By: Chloe Kwon
The streets of Maui, Lahaina, burnt to the ground as two figures floated on top of the ocean. The two figures were Jubee Bedoya, and a stranger’s 2-year-old, both overwhelmed and depressed by how they could only watch their homeland burn to the ground. They clung onto a piece of plywood, swimming helplessly in the Pacific Ocean.
As we were in the water, we heard people screaming,” Bedoya tells TODAY’s Miguel Almaguer. “It’s like someone just dropped a bomb.”
Bedoya’s devastating experience was not the only one that was scary, the total toll of death toll was around 96 people.

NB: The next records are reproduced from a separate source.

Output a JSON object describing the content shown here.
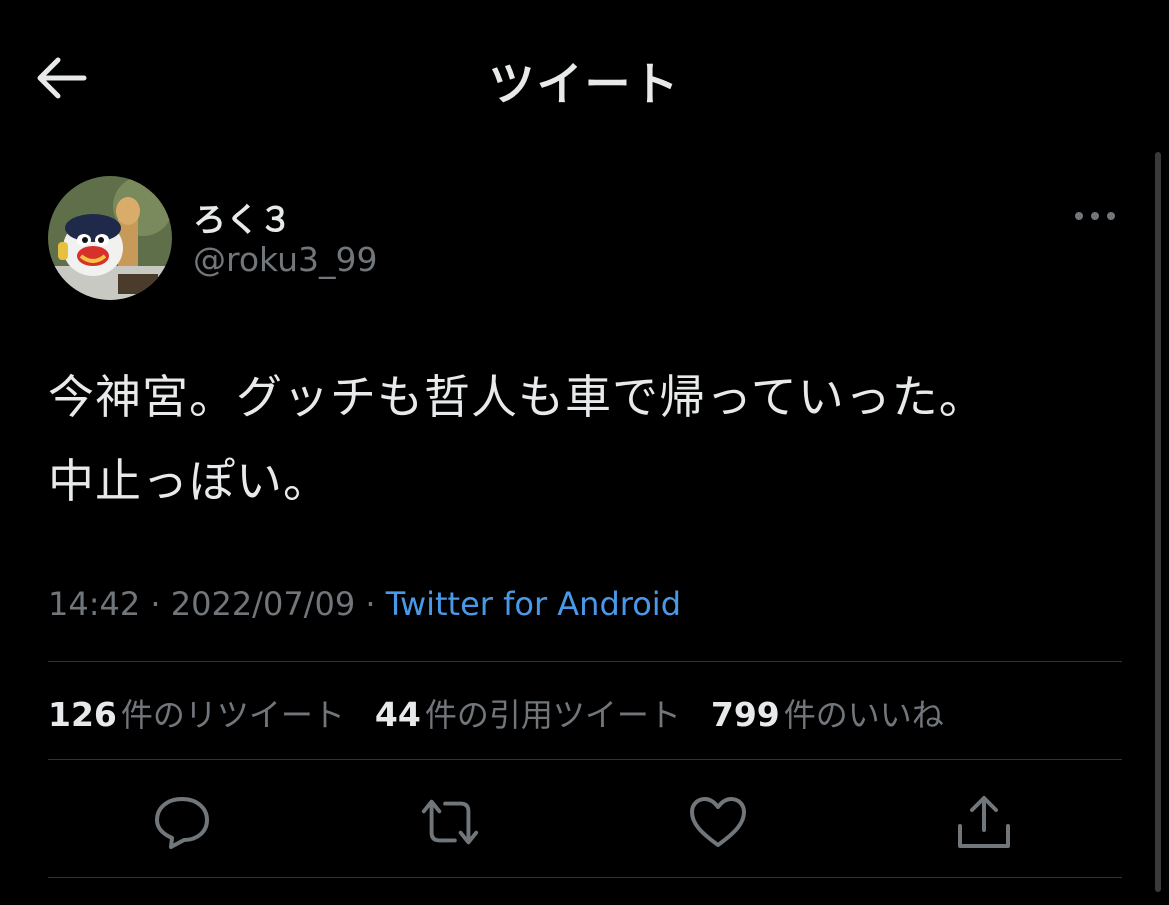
{
  "header": {
    "title": "ツイート",
    "back_icon": "arrow-left-icon"
  },
  "author": {
    "display_name": "ろく３",
    "handle": "@roku3_99",
    "avatar_icon": "avatar-image",
    "more_icon": "more-horizontal-icon"
  },
  "tweet": {
    "lines": [
      "今神宮。グッチも哲人も車で帰っていった。",
      "中止っぽい。"
    ]
  },
  "meta": {
    "time": "14:42",
    "separator": "·",
    "date": "2022/07/09",
    "source": "Twitter for Android"
  },
  "stats": {
    "retweets": {
      "count": "126",
      "label": "件のリツイート"
    },
    "quotes": {
      "count": "44",
      "label": "件の引用ツイート"
    },
    "likes": {
      "count": "799",
      "label": "件のいいね"
    }
  },
  "actions": [
    {
      "name": "reply",
      "icon": "reply-icon"
    },
    {
      "name": "retweet",
      "icon": "retweet-icon"
    },
    {
      "name": "like",
      "icon": "heart-icon"
    },
    {
      "name": "share",
      "icon": "share-icon"
    }
  ],
  "colors": {
    "background": "#000000",
    "text": "#e7e9ea",
    "secondary": "#71767b",
    "link": "#4a99e9",
    "divider": "#2f3336"
  }
}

Noah Tompkinson, 19, and his 13-year-old brother both fled to the ocean with their mother in hand. They also floated there until it was safe, huddling around their mother to keep her warm.

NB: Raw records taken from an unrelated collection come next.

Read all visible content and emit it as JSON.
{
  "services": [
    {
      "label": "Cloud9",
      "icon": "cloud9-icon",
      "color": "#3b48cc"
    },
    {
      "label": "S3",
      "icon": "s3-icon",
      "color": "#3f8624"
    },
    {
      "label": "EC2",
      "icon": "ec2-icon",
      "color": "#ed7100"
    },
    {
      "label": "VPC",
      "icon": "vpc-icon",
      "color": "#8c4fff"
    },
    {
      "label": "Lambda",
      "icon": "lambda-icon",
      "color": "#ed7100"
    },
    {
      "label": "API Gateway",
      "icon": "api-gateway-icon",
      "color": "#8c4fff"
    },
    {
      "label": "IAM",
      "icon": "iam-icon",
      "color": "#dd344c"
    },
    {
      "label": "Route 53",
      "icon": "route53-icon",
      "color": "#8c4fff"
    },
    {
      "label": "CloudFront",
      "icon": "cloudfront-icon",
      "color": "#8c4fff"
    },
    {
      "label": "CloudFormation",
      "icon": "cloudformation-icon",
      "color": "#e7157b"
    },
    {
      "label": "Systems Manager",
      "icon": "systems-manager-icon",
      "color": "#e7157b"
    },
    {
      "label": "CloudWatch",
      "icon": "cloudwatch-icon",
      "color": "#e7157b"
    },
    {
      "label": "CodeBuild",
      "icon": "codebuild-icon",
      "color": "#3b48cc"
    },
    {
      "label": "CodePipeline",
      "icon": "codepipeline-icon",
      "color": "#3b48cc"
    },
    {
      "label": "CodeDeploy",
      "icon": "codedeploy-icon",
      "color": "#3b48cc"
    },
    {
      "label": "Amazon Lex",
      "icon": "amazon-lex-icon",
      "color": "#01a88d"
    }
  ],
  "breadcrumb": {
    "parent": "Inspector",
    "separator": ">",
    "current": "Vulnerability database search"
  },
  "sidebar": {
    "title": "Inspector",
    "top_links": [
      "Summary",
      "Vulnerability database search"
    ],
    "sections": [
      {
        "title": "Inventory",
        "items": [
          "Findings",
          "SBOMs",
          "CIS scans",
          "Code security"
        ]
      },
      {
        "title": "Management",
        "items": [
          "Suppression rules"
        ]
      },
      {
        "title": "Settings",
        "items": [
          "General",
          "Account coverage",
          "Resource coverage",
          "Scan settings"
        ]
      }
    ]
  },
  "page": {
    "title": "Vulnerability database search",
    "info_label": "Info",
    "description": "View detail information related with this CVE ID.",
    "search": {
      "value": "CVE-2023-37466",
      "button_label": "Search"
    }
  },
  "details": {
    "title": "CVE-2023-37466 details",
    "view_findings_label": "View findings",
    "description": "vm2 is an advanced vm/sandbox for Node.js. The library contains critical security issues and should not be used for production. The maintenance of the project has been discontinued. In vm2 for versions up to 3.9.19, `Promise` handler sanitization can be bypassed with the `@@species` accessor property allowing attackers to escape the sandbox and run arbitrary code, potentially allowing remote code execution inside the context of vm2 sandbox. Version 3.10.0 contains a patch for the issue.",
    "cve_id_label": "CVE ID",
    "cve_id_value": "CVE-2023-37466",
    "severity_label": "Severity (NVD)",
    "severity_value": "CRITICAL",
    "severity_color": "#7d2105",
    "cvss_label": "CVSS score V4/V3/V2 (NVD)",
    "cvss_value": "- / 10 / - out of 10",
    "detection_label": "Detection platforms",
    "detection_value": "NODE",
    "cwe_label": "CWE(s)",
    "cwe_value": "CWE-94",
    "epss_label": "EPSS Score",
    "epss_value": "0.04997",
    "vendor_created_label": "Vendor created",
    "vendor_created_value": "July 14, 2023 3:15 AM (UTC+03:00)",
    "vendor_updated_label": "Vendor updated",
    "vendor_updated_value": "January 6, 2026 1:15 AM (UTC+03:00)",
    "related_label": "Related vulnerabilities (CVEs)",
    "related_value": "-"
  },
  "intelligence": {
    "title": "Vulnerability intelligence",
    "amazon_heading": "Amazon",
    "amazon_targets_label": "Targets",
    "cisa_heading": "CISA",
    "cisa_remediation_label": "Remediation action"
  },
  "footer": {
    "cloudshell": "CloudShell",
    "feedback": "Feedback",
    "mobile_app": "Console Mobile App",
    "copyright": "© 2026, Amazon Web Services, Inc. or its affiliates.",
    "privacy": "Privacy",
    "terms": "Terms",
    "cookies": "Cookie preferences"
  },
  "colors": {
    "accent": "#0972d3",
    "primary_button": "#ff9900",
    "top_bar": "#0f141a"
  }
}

“We didn’t save her,” the elder brother said to TODAY “She also saved us.”
Another Maui resident, Mike Cicchino and his wife, Andreza, also had to run to the ocean to escape the burning flames and toppling trees.

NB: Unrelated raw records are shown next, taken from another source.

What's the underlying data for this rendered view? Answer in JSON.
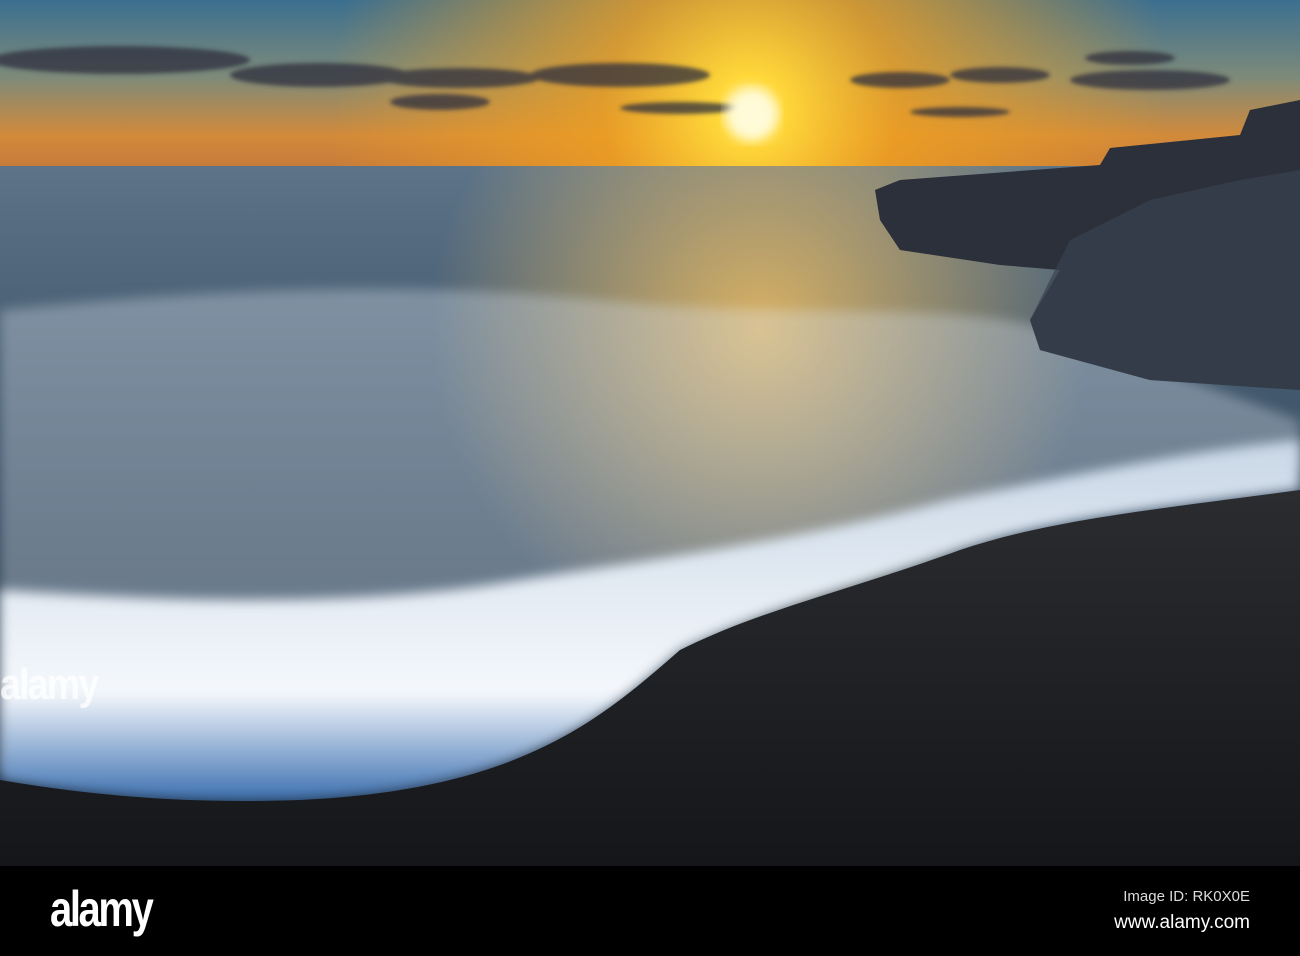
{
  "photo": {
    "subject": "sunset-beach-waves",
    "colors": {
      "sun": "#fff4a0",
      "sky_glow": "#f4a81c",
      "sky_top": "#3d6c8c",
      "sea": "#2f4a63",
      "foam": "#eef4fb",
      "sand": "#1c1e22",
      "rock": "#2a2e36"
    }
  },
  "watermark": {
    "text": "alamy"
  },
  "footer": {
    "logo": "alamy",
    "image_id": "Image ID: RK0X0E",
    "url": "www.alamy.com"
  }
}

“The current was pulling us out,” Mike Cicchino told NBC News correspondent Dana Griffin on TODAY. “You can’t see anything. At one point, we have fire on us, and we don’t know where land is.”
The wildfires of Maui are still burning along the coastline. The rescuers fear that more may be dead since they only have access to the outsides of buildings, not the insides.
We are still waiting to hear more about the death tolls in Maui.